B-17 at Croydon Q Captain Heinz-Dieter Bonsmann, formerly chief of the Lufthansa Historic Flight and now retired, sends a photo of a Boeing B-17G fuselage at Croydon Airport in the summer of 1961 (the airfield had closed for flying in September 1959, but some on-site maintenance work was still being carried out). A sign over the cockpit window said the B-17 was used for motion-picture purposes..
A I saw this fuselage in August 1961, and noted it as being used in the film The Longest Day. I was later told that it was formerly 44-83811, once N5014N. A month later there was a section of centre fuselage there with sand/brown camouflage and a white underside. Presumably these pieces were used for interior shots. Also around this time another film, The War Lover, was being made, so possibly that was another connection..
P-40 and Spitfire Q Geoff Dobson submits an interesting photo issued by the Royal Canadian Air Force (RCAF) which was reproduced in Flight for June 27, 1940. The caption says the location was Uplands Airport, Ottawa, but why were these two aircraft there together?
A Reference to Air-Britain’s Spitfire International (2002) reveals that Spitfire IA L1090 was shipped to the United States Army Air Corps (USAAC) at Wright Field, Dayton, Ohio, for testing in September 1939, and flew tests with the Curtiss XP-40 in May 1940. During a visit to Canada by USAAC technical officers, the XP-40 was flown by an RCAF officer and the Spitfire by a USAAC officer.
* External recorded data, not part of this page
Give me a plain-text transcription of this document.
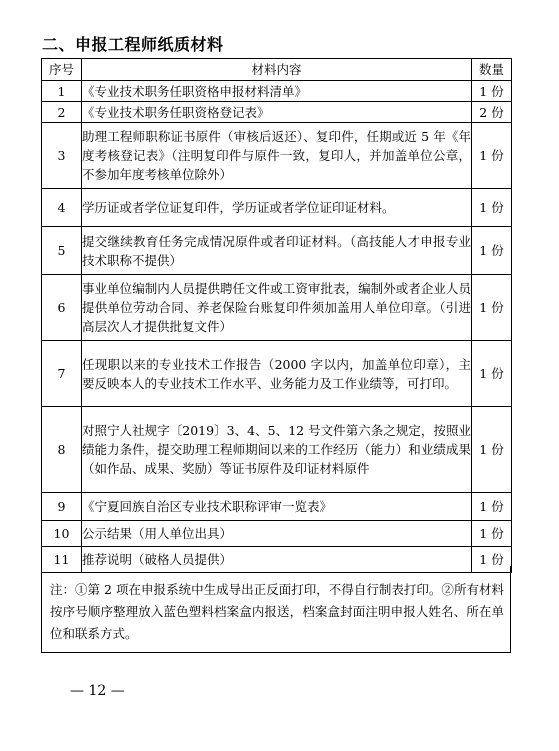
二、申报工程师纸质材料
序号	材料内容	数量
1	《专业技术职务任职资格申报材料清单》	1 份
2	《专业技术职务任职资格登记表》	2 份
3	助理工程师职称证书原件（审核后返还）、复印件，任期或近 5 年《年度考核登记表》（注明复印件与原件一致，复印人，并加盖单位公章，不参加年度考核单位除外）	1 份
4	学历证或者学位证复印件，学历证或者学位证印证材料。	1 份
5	提交继续教育任务完成情况原件或者印证材料。（高技能人才申报专业技术职称不提供）	1 份
6	事业单位编制内人员提供聘任文件或工资审批表，编制外或者企业人员提供单位劳动合同、养老保险台账复印件须加盖用人单位印章。（引进高层次人才提供批复文件）	1 份
7	任现职以来的专业技术工作报告（2000 字以内，加盖单位印章），主要反映本人的专业技术工作水平、业务能力及工作业绩等，可打印。	1 份
8	对照宁人社规字〔2019〕3、4、5、12 号文件第六条之规定，按照业绩能力条件，提交助理工程师期间以来的工作经历（能力）和业绩成果（如作品、成果、奖励）等证书原件及印证材料原件	1 份
9	《宁夏回族自治区专业技术职称评审一览表》	1 份
10	公示结果（用人单位出具）	1 份
11	推荐说明（破格人员提供）	1 份
注：①第 2 项在申报系统中生成导出正反面打印，不得自行制表打印。②所有材料按序号顺序整理放入蓝色塑料档案盒内报送，档案盒封面注明申报人姓名、所在单位和联系方式。
— 12 —
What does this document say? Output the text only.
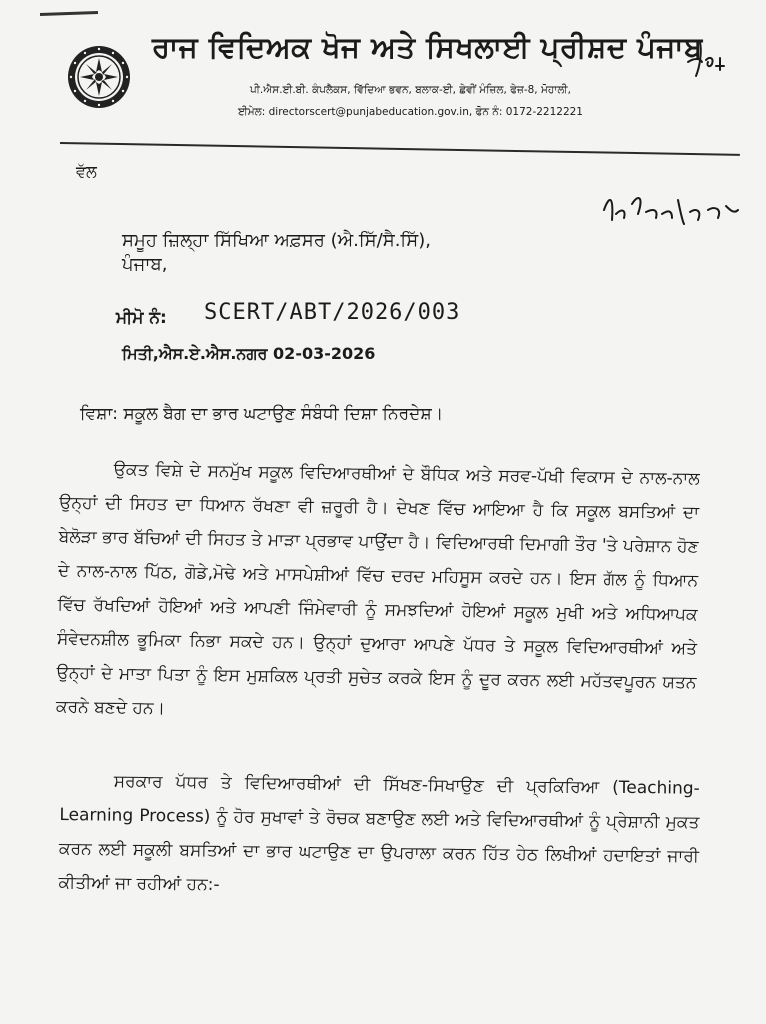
ਰਾਜ ਵਿਦਿਅਕ ਖੋਜ ਅਤੇ ਸਿਖਲਾਈ ਪ੍ਰੀਸ਼ਦ ਪੰਜਾਬ
ਪੀ.ਐਸ.ਈ.ਬੀ. ਕੰਪਲੈਕਸ, ਵਿੱਦਿਆ ਭਵਨ, ਬਲਾਕ-ਈ, ਛੇਵੀਂ ਮੰਜ਼ਿਲ, ਫੇਜ਼-8, ਮੋਹਾਲੀ,
ਈਮੇਲ: directorscert@punjabeducation.gov.in, ਫੋਨ ਨੰ: 0172-2212221
ਵੱਲ
ਸਮੂਹ ਜ਼ਿਲ੍ਹਾ ਸਿੱਖਿਆ ਅਫ਼ਸਰ (ਐ.ਸਿੱ/ਸੈ.ਸਿੱ),
ਪੰਜਾਬ,
ਮੀਮੋ ਨੰ: SCERT/ABT/2026/003
ਮਿਤੀ,ਐਸ.ਏ.ਐਸ.ਨਗਰ 02-03-2026
ਵਿਸ਼ਾ: ਸਕੂਲ ਬੈਗ ਦਾ ਭਾਰ ਘਟਾਉਣ ਸੰਬੰਧੀ ਦਿਸ਼ਾ ਨਿਰਦੇਸ਼।
ਉਕਤ ਵਿਸ਼ੇ ਦੇ ਸਨਮੁੱਖ ਸਕੂਲ ਵਿਦਿਆਰਥੀਆਂ ਦੇ ਬੌਧਿਕ ਅਤੇ ਸਰਵ-ਪੱਖੀ ਵਿਕਾਸ ਦੇ ਨਾਲ-ਨਾਲ ਉਨ੍ਹਾਂ ਦੀ ਸਿਹਤ ਦਾ ਧਿਆਨ ਰੱਖਣਾ ਵੀ ਜ਼ਰੂਰੀ ਹੈ। ਦੇਖਣ ਵਿੱਚ ਆਇਆ ਹੈ ਕਿ ਸਕੂਲ ਬਸਤਿਆਂ ਦਾ ਬੇਲੋੜਾ ਭਾਰ ਬੱਚਿਆਂ ਦੀ ਸਿਹਤ ਤੇ ਮਾੜਾ ਪ੍ਰਭਾਵ ਪਾਉਂਦਾ ਹੈ। ਵਿਦਿਆਰਥੀ ਦਿਮਾਗੀ ਤੌਰ 'ਤੇ ਪਰੇਸ਼ਾਨ ਹੋਣ ਦੇ ਨਾਲ-ਨਾਲ ਪਿੱਠ, ਗੋਡੇ,ਮੋਢੇ ਅਤੇ ਮਾਸਪੇਸ਼ੀਆਂ ਵਿੱਚ ਦਰਦ ਮਹਿਸੂਸ ਕਰਦੇ ਹਨ। ਇਸ ਗੱਲ ਨੂੰ ਧਿਆਨ ਵਿੱਚ ਰੱਖਦਿਆਂ ਹੋਇਆਂ ਅਤੇ ਆਪਣੀ ਜਿੰਮੇਵਾਰੀ ਨੂੰ ਸਮਝਦਿਆਂ ਹੋਇਆਂ ਸਕੂਲ ਮੁਖੀ ਅਤੇ ਅਧਿਆਪਕ ਸੰਵੇਦਨਸ਼ੀਲ ਭੂਮਿਕਾ ਨਿਭਾ ਸਕਦੇ ਹਨ। ਉਨ੍ਹਾਂ ਦੁਆਰਾ ਆਪਣੇ ਪੱਧਰ ਤੇ ਸਕੂਲ ਵਿਦਿਆਰਥੀਆਂ ਅਤੇ ਉਨ੍ਹਾਂ ਦੇ ਮਾਤਾ ਪਿਤਾ ਨੂੰ ਇਸ ਮੁਸ਼ਕਿਲ ਪ੍ਰਤੀ ਸੁਚੇਤ ਕਰਕੇ ਇਸ ਨੂੰ ਦੂਰ ਕਰਨ ਲਈ ਮਹੱਤਵਪੂਰਨ ਯਤਨ ਕਰਨੇ ਬਣਦੇ ਹਨ।
ਸਰਕਾਰ ਪੱਧਰ ਤੇ ਵਿਦਿਆਰਥੀਆਂ ਦੀ ਸਿੱਖਣ-ਸਿਖਾਉਣ ਦੀ ਪ੍ਰਕਿਰਿਆ (Teaching-Learning Process) ਨੂੰ ਹੋਰ ਸੁਖਾਵਾਂ ਤੇ ਰੋਚਕ ਬਣਾਉਣ ਲਈ ਅਤੇ ਵਿਦਿਆਰਥੀਆਂ ਨੂੰ ਪ੍ਰੇਸ਼ਾਨੀ ਮੁਕਤ ਕਰਨ ਲਈ ਸਕੂਲੀ ਬਸਤਿਆਂ ਦਾ ਭਾਰ ਘਟਾਉਣ ਦਾ ਉਪਰਾਲਾ ਕਰਨ ਹਿੱਤ ਹੇਠ ਲਿਖੀਆਂ ਹਦਾਇਤਾਂ ਜਾਰੀ ਕੀਤੀਆਂ ਜਾ ਰਹੀਆਂ ਹਨ:-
The Spitfire subsequently flew with several units in Canada before leaving Ottawa for England via Montreal in June 1940, arriving back in the UK on August 1. In April 1941 it became 3201M with No 3 School of Technical Training (STT), Blackpool, passing the following month to No 4 STT, Henlow, where it was finally struck off charge on September 4, 1944..
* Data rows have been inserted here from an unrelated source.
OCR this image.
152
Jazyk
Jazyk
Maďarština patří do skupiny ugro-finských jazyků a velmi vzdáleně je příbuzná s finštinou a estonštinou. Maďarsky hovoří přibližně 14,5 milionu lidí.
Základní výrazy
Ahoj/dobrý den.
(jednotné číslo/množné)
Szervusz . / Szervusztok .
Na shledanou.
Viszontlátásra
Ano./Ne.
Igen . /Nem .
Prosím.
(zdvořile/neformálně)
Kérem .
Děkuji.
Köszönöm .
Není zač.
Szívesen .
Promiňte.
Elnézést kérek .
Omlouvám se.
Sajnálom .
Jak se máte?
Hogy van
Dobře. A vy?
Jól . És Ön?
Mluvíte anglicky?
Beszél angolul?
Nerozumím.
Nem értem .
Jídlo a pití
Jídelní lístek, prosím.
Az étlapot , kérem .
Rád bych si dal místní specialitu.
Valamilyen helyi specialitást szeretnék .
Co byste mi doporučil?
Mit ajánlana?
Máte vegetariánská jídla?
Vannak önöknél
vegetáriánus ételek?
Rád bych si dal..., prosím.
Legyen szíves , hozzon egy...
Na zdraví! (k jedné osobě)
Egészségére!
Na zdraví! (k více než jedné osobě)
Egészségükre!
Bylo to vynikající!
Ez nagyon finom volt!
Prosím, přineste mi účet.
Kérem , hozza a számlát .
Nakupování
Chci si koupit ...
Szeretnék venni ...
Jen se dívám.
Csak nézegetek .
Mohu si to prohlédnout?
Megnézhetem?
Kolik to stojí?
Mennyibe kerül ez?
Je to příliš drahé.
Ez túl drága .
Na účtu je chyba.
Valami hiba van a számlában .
Spitfire’s newmarkings Q Adam Smith submits photos dated 1971 showing five Hispano Ha-1112s in fake RAF markings, and asks for details.?
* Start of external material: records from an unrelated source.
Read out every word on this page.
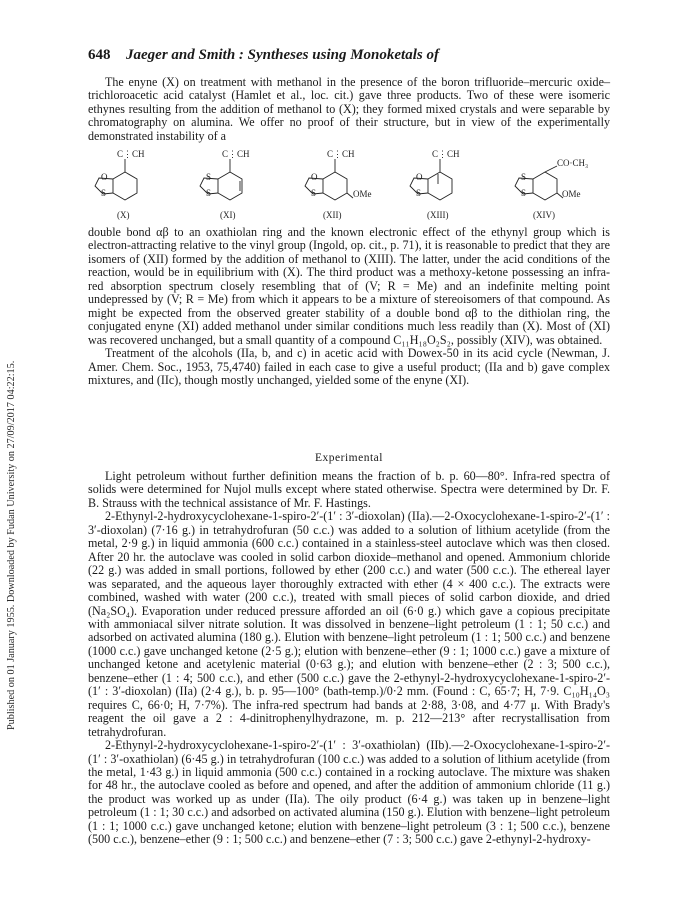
Published on 01 January 1955. Downloaded by Fudan University on 27/09/2017 04:22:15.
648 Jaeger and Smith : Syntheses using Monoketals of

The enyne (X) on treatment with methanol in the presence of the boron trifluoride–mercuric oxide–trichloroacetic acid catalyst (Hamlet et al., loc. cit.) gave three products. Two of these were isomeric ethynes resulting from the addition of methanol to (X); they formed mixed crystals and were separable by chromatography on alumina. We offer no proof of their structure, but in view of the experimentally demonstrated instability of a

C⋮CH	C⋮CH	C⋮CH	C⋮CH
CO·CH₃
O
S
S
S
O
S
O
S
S
S
OMe	OMe
(X)	(XI)	(XII)	(XIII)	(XIV)

double bond αβ to an oxathiolan ring and the known electronic effect of the ethynyl group which is electron-attracting relative to the vinyl group (Ingold, op. cit., p. 71), it is reasonable to predict that they are isomers of (XII) formed by the addition of methanol to (XIII). The latter, under the acid conditions of the reaction, would be in equilibrium with (X). The third product was a methoxy-ketone possessing an infra-red absorption spectrum closely resembling that of (V; R = Me) and an indefinite melting point undepressed by (V; R = Me) from which it appears to be a mixture of stereoisomers of that compound. As might be expected from the observed greater stability of a double bond αβ to the dithiolan ring, the conjugated enyne (XI) added methanol under similar conditions much less readily than (X). Most of (XI) was recovered unchanged, but a small quantity of a compound C₁₁H₁₈O₂S₂, possibly (XIV), was obtained.

Treatment of the alcohols (IIa, b, and c) in acetic acid with Dowex-50 in its acid cycle (Newman, J. Amer. Chem. Soc., 1953, 75,4740) failed in each case to give a useful product; (IIa and b) gave complex mixtures, and (IIc), though mostly unchanged, yielded some of the enyne (XI).

Experimental

Light petroleum without further definition means the fraction of b. p. 60—80°. Infra-red spectra of solids were determined for Nujol mulls except where stated otherwise. Spectra were determined by Dr. F. B. Strauss with the technical assistance of Mr. F. Hastings.

2-Ethynyl-2-hydroxycyclohexane-1-spiro-2′-(1′ : 3′-dioxolan) (IIa).—2-Oxocyclohexane-1-spiro-2′-(1′ : 3′-dioxolan) (7·16 g.) in tetrahydrofuran (50 c.c.) was added to a solution of lithium acetylide (from the metal, 2·9 g.) in liquid ammonia (600 c.c.) contained in a stainless-steel autoclave which was then closed. After 20 hr. the autoclave was cooled in solid carbon dioxide–methanol and opened. Ammonium chloride (22 g.) was added in small portions, followed by ether (200 c.c.) and water (500 c.c.). The ethereal layer was separated, and the aqueous layer thoroughly extracted with ether (4 × 400 c.c.). The extracts were combined, washed with water (200 c.c.), treated with small pieces of solid carbon dioxide, and dried (Na₂SO₄). Evaporation under reduced pressure afforded an oil (6·0 g.) which gave a copious precipitate with ammoniacal silver nitrate solution. It was dissolved in benzene–light petroleum (1 : 1; 50 c.c.) and adsorbed on activated alumina (180 g.). Elution with benzene–light petroleum (1 : 1; 500 c.c.) and benzene (1000 c.c.) gave unchanged ketone (2·5 g.); elution with benzene–ether (9 : 1; 1000 c.c.) gave a mixture of unchanged ketone and acetylenic material (0·63 g.); and elution with benzene–ether (2 : 3; 500 c.c.), benzene–ether (1 : 4; 500 c.c.), and ether (500 c.c.) gave the 2-ethynyl-2-hydroxycyclohexane-1-spiro-2′-(1′ : 3′-dioxolan) (IIa) (2·4 g.), b. p. 95—100° (bath-temp.)/0·2 mm. (Found : C, 65·7; H, 7·9. C₁₀H₁₄O₃ requires C, 66·0; H, 7·7%). The infra-red spectrum had bands at 2·88, 3·08, and 4·77 μ. With Brady's reagent the oil gave a 2 : 4-dinitrophenylhydrazone, m. p. 212—213° after recrystallisation from tetrahydrofuran.

2-Ethynyl-2-hydroxycyclohexane-1-spiro-2′-(1′ : 3′-oxathiolan) (IIb).—2-Oxocyclohexane-1-spiro-2′-(1′ : 3′-oxathiolan) (6·45 g.) in tetrahydrofuran (100 c.c.) was added to a solution of lithium acetylide (from the metal, 1·43 g.) in liquid ammonia (500 c.c.) contained in a rocking autoclave. The mixture was shaken for 48 hr., the autoclave cooled as before and opened, and after the addition of ammonium chloride (11 g.) the product was worked up as under (IIa). The oily product (6·4 g.) was taken up in benzene–light petroleum (1 : 1; 30 c.c.) and adsorbed on activated alumina (150 g.). Elution with benzene–light petroleum (1 : 1; 1000 c.c.) gave unchanged ketone; elution with benzene–light petroleum (3 : 1; 500 c.c.), benzene (500 c.c.), benzene–ether (9 : 1; 500 c.c.) and benzene–ether (7 : 3; 500 c.c.) gave 2-ethynyl-2-hydroxy-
A There were actually six aircraft at that location. They were used only for taxying sequences at Tablada, Spain, during filming for The Battle of Britain, and ended up at the Victory Air Museum, Mundelein, Texas, where these photos would have been taken. A brief history of each: C.4K-108 eventually became G-BOML and crashed at Sabadell, Spain, tragically killing pilot Mark Hanna; C.4K-121 was eventually restored to fly in Texas as a Bf 109F-4 with a DB 601 engine; C.4K-131 went to Eric Vormezeele in Belgium in 1985 for restoration to fly as OO-MAF; C.4K-134 is in Germany, modified to Bf 109G-6 standard with a DB 605; C.4K-135 was.